Roma la pittura di un impero

Pubblicato da Iperio alle 14:57 in arte



banner-scuderie_, inserito originariamente da iperio.

Le Scuderie del Quirinale, dal 24 settembre 2009 al 17 gennaio 2010, ospitano Roma. La pittura di un Impero: grandi affreschi, ritratti su legno e su vetro, decorazioni, fregi e vedute, provenienti dalle domus patrizie, dalle abitazioni e botteghe popolari dei più importanti siti archeologici e dai musei di tutto il mondo, per una mostra – per la prima volta - interamente dedicata alla pittura della Roma antica, nell’allestimento di Luca Ronconi e Margherita Palli.


L’esposizione è Sotto l’Alto Patronato del Presidente della Repubblica Italiana, organizzata dall’Azienda Speciale Palaexpo e da MondoMostre, in collaborazione con il Ministero per i Beni e le Attività Culturali e le Soprintendenze Archeologiche di Roma e Napoli, con il supporto di SISAL.


Curata da Eugenio La Rocca con Serena Ensoli, Stefano Tortorella e con Massimiliano Papini, la mostra racconta il ruolo centrale della pittura nella società civile romana, sottolineandone l'originalità e superando il concetto acquisito di una sua dipendenza passiva dall’arte greca.

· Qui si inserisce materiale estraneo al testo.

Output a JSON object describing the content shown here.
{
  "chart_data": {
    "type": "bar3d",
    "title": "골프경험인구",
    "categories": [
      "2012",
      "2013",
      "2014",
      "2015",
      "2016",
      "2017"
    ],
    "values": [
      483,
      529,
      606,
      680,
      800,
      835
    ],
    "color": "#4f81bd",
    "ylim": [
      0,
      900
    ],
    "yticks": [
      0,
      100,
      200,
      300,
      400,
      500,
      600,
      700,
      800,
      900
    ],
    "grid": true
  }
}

Ne risulta così evidenziata la linea di sorprendente continuità con la cultura figurativa moderna, a partire dal Rinascimento.


Il mondo antico era un mondo colorato, capace di riprodurre eventi storici, mitologici ma anche aspetti della natura e della vita quotidiana, usando realismo e poesia. I monumenti pubblici e le statue erano tutti policromi e i marmi quasi sempre colorati: il bianco era sempre inserito nell’ambito di un complesso gioco cromatico. Sculture e stucchi erano dipinti spesso con incantevole e fresca vivacità: è, invece, diventato un luogo comune identificare il “classico” con la trasparenza dei marmi bianchi.

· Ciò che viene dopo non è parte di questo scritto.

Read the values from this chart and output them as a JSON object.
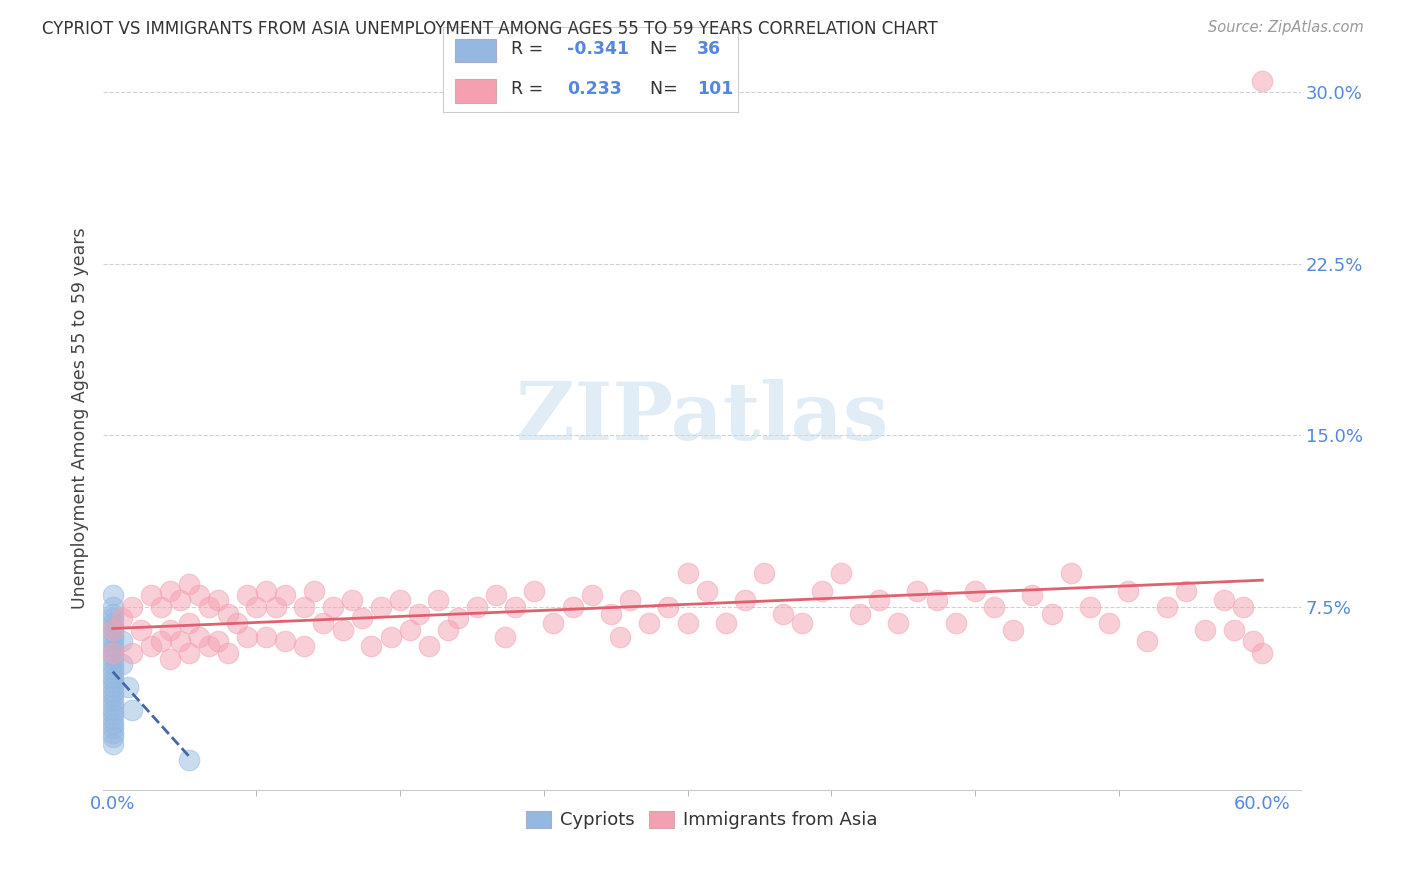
{
  "title": "CYPRIOT VS IMMIGRANTS FROM ASIA UNEMPLOYMENT AMONG AGES 55 TO 59 YEARS CORRELATION CHART",
  "source": "Source: ZipAtlas.com",
  "ylabel": "Unemployment Among Ages 55 to 59 years",
  "ylabel_ticks": [
    "7.5%",
    "15.0%",
    "22.5%",
    "30.0%"
  ],
  "ylabel_values": [
    0.075,
    0.15,
    0.225,
    0.3
  ],
  "ylim": [
    -0.005,
    0.32
  ],
  "xlim": [
    -0.005,
    0.62
  ],
  "xtick_minor_positions": [
    0.0,
    0.075,
    0.15,
    0.225,
    0.3,
    0.375,
    0.45,
    0.525,
    0.6
  ],
  "cypriot_R": -0.341,
  "cypriot_N": 36,
  "asia_R": 0.233,
  "asia_N": 101,
  "cypriot_color": "#94b8e0",
  "asia_color": "#f5a0b0",
  "trend_cypriot_color": "#4466aa",
  "trend_asia_color": "#e06070",
  "legend_label_cypriot": "Cypriots",
  "legend_label_asia": "Immigrants from Asia",
  "watermark_text": "ZIPatlas",
  "background_color": "#ffffff",
  "grid_color": "#cccccc",
  "tick_color": "#5588dd",
  "cypriot_x": [
    0.0,
    0.0,
    0.0,
    0.0,
    0.0,
    0.0,
    0.0,
    0.0,
    0.0,
    0.0,
    0.0,
    0.0,
    0.0,
    0.0,
    0.0,
    0.0,
    0.0,
    0.0,
    0.0,
    0.0,
    0.0,
    0.0,
    0.0,
    0.0,
    0.0,
    0.0,
    0.0,
    0.0,
    0.0,
    0.0,
    0.0,
    0.005,
    0.005,
    0.008,
    0.01,
    0.04
  ],
  "cypriot_y": [
    0.08,
    0.075,
    0.072,
    0.07,
    0.068,
    0.066,
    0.064,
    0.062,
    0.06,
    0.058,
    0.056,
    0.054,
    0.052,
    0.05,
    0.048,
    0.046,
    0.044,
    0.042,
    0.04,
    0.038,
    0.036,
    0.034,
    0.032,
    0.03,
    0.028,
    0.026,
    0.024,
    0.022,
    0.02,
    0.018,
    0.015,
    0.06,
    0.05,
    0.04,
    0.03,
    0.008
  ],
  "asia_x": [
    0.0,
    0.0,
    0.005,
    0.01,
    0.01,
    0.015,
    0.02,
    0.02,
    0.025,
    0.025,
    0.03,
    0.03,
    0.03,
    0.035,
    0.035,
    0.04,
    0.04,
    0.04,
    0.045,
    0.045,
    0.05,
    0.05,
    0.055,
    0.055,
    0.06,
    0.06,
    0.065,
    0.07,
    0.07,
    0.075,
    0.08,
    0.08,
    0.085,
    0.09,
    0.09,
    0.1,
    0.1,
    0.105,
    0.11,
    0.115,
    0.12,
    0.125,
    0.13,
    0.135,
    0.14,
    0.145,
    0.15,
    0.155,
    0.16,
    0.165,
    0.17,
    0.175,
    0.18,
    0.19,
    0.2,
    0.205,
    0.21,
    0.22,
    0.23,
    0.24,
    0.25,
    0.26,
    0.265,
    0.27,
    0.28,
    0.29,
    0.3,
    0.3,
    0.31,
    0.32,
    0.33,
    0.34,
    0.35,
    0.36,
    0.37,
    0.38,
    0.39,
    0.4,
    0.41,
    0.42,
    0.43,
    0.44,
    0.45,
    0.46,
    0.47,
    0.48,
    0.49,
    0.5,
    0.51,
    0.52,
    0.53,
    0.54,
    0.55,
    0.56,
    0.57,
    0.58,
    0.585,
    0.59,
    0.595,
    0.6,
    0.6
  ],
  "asia_y": [
    0.065,
    0.055,
    0.07,
    0.075,
    0.055,
    0.065,
    0.08,
    0.058,
    0.075,
    0.06,
    0.082,
    0.065,
    0.052,
    0.078,
    0.06,
    0.085,
    0.068,
    0.055,
    0.08,
    0.062,
    0.075,
    0.058,
    0.078,
    0.06,
    0.072,
    0.055,
    0.068,
    0.08,
    0.062,
    0.075,
    0.082,
    0.062,
    0.075,
    0.08,
    0.06,
    0.075,
    0.058,
    0.082,
    0.068,
    0.075,
    0.065,
    0.078,
    0.07,
    0.058,
    0.075,
    0.062,
    0.078,
    0.065,
    0.072,
    0.058,
    0.078,
    0.065,
    0.07,
    0.075,
    0.08,
    0.062,
    0.075,
    0.082,
    0.068,
    0.075,
    0.08,
    0.072,
    0.062,
    0.078,
    0.068,
    0.075,
    0.09,
    0.068,
    0.082,
    0.068,
    0.078,
    0.09,
    0.072,
    0.068,
    0.082,
    0.09,
    0.072,
    0.078,
    0.068,
    0.082,
    0.078,
    0.068,
    0.082,
    0.075,
    0.065,
    0.08,
    0.072,
    0.09,
    0.075,
    0.068,
    0.082,
    0.06,
    0.075,
    0.082,
    0.065,
    0.078,
    0.065,
    0.075,
    0.06,
    0.055,
    0.305
  ]
}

Il tempo cancella i colori, polverizza il legno, leviga e sottrae, mentre restano la pietra e il marmo sbiancato. Della pittura di decorazione di edifici e ambienti, invece, si è conservato relativamente poco. Così come poco o nulla di quella su legno. E per questo facciamo ancora fatica a pensare il mondo antico come “a colori”.

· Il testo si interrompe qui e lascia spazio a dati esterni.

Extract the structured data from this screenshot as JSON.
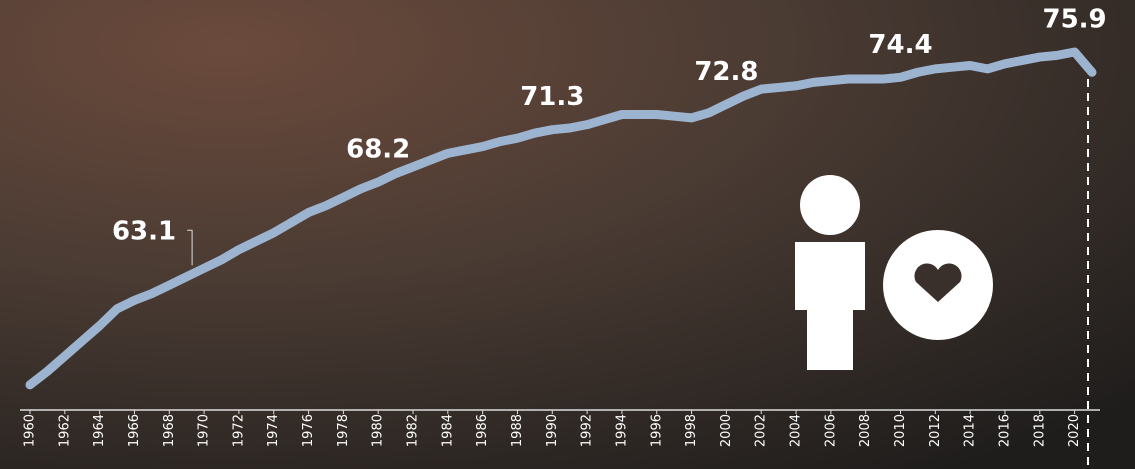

Nemmeno la scoperta di Pompei e di Ercolano, nella metà del ‘700, ha reso evidente il concetto di colore nell’arte classica. Sotto l’influsso di una lettura “classicistica”, spesso accademica, l’arte antica tra la fine del Settecento e i primi decenni dell’Ottocento ha continuato a essere pensata come l’arte delle statue in marmo bianco. Ma quest’idea è lontana dalla realtà storica e, inoltre, per i Romani, come per i Greci, l’arte vera era la pittura, non la scultura: questa esposizione ce lo racconta.

Roma. La pittura di un Impero è una mostra che documenta e disegna lo sviluppo della pittura romana nei secoli: nata all’insegna di un forte elemento di continuità con l’arte greca e diventata, a sua volta, modello ispiratore per i secoli successivi.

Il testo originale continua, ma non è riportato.